Sketching Boston

Sketching requires engagement between your subject and your mind, and again between your mind and your hand. Sketching requires time, and it requires effort. It forces decisions: what is important to capture in your sketch? What fades to obscurity, and what is completely omitted? As a transplant to Boston, I have used sketching as a tool to familiarize myself with the city and improve my understanding of its mood and energy.

Three years ago, I began participating in Boston’s fledgling Urban Sketchers group. The purpose of this group is simple: draw on location from direct observation and show the world one drawing at a time. The group has sketched all around Boston: centrally at Beacon Hill, the North End, and the Seaport district, as well as farther afield in Somerville, Revere, and Salem, to name a few. The group has grown from a few passionate sketchers to planning regular weekend events with an active core membership.

Sketching Boston with this group engages in surprising ways. What vibrancy and livelihood can we find in the dead of winter? The cafés and libraries of Cambridge supply good subject matter. In spring and summer, a dense schedule of festivals and events inspire sideline sketching from dragon boat races to farmer’s markets. The passage of time is recorded as sketchbooks from three years ago compared to last month attest to Seaport’s frenzied growth. Some structures keep bringing us back, such as Saarinen’s MIT Chapel, or Corbusier’s Carpenter Center. Other buildings are captured as abstract background to the activity of the Esplanade or on the Commons.

My familiarity with the city is actively growing through sketching.
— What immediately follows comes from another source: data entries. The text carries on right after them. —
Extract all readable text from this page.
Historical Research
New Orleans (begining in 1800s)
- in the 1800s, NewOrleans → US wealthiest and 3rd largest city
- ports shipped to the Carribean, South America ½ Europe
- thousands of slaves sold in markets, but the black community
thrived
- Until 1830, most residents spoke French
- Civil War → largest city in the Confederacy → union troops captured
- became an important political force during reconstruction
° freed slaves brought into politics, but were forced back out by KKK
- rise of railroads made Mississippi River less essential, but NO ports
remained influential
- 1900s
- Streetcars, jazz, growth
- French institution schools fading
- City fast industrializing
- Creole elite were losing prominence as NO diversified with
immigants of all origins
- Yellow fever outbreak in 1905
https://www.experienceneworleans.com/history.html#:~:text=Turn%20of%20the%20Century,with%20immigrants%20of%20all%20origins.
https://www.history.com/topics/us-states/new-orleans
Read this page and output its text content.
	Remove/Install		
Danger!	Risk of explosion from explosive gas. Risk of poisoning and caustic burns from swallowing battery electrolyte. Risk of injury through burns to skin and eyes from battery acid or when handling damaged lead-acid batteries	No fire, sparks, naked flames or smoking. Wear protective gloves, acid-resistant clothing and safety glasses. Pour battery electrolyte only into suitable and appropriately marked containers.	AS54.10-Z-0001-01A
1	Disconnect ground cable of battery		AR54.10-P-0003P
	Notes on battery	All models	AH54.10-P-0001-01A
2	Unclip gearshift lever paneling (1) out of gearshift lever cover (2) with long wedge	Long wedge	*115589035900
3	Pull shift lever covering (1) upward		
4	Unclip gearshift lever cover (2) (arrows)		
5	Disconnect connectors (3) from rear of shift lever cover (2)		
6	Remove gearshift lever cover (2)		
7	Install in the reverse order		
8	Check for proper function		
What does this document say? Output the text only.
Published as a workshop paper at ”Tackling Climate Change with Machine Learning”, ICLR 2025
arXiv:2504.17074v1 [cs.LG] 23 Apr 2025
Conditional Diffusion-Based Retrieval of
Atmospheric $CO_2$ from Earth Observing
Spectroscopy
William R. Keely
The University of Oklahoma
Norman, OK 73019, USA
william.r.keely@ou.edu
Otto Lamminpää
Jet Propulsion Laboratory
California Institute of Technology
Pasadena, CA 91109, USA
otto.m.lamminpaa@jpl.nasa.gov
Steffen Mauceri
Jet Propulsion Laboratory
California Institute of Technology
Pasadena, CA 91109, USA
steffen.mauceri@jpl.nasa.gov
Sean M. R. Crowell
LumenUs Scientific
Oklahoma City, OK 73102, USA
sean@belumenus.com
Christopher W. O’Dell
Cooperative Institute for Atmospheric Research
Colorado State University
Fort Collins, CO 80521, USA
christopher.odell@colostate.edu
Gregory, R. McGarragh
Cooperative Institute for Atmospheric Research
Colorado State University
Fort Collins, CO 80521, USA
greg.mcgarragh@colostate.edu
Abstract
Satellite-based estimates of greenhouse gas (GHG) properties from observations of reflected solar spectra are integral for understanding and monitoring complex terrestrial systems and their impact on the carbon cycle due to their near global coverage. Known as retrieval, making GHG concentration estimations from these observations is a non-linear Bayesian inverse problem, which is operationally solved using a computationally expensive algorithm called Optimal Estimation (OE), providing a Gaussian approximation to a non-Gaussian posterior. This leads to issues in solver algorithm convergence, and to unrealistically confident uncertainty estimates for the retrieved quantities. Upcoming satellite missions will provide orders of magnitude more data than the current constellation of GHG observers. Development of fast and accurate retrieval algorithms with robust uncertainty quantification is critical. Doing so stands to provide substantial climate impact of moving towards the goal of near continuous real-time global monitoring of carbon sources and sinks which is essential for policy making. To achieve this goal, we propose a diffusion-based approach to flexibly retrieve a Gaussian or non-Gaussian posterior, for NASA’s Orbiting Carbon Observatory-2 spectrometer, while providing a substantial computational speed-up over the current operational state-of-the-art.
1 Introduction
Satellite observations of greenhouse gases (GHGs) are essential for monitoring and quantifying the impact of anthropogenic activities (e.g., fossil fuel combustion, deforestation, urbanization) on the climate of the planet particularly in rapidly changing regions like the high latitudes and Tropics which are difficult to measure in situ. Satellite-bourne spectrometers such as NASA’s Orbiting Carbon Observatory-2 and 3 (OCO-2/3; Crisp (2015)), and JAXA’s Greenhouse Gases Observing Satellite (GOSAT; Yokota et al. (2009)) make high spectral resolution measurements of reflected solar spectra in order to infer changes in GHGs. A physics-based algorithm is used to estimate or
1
From Post Office Square, I am more aware of the textures and scale of buildings and public space in the Financial District – and how quiet it is on the weekends! From sketching in Somerville, I have become familiar with the triple-decker grain that characterizes much of the region. From sketching in the North End, I’ve encountered the prominence of patina and brick, a tradition Boston is in no hurry to forget.

This sketching and engagement is an important building block to designing relevantly. It is an extended site visit that helps me to understand where we are coming from when we propose a new building in the city. Designing requires time, and it requires effort. It forces decisions: what is important to capture in your building? The simple answer is often space, units, square footage. By understanding the existing fabric, I hope we can move beyond the quantitative, and capture a sense of this place.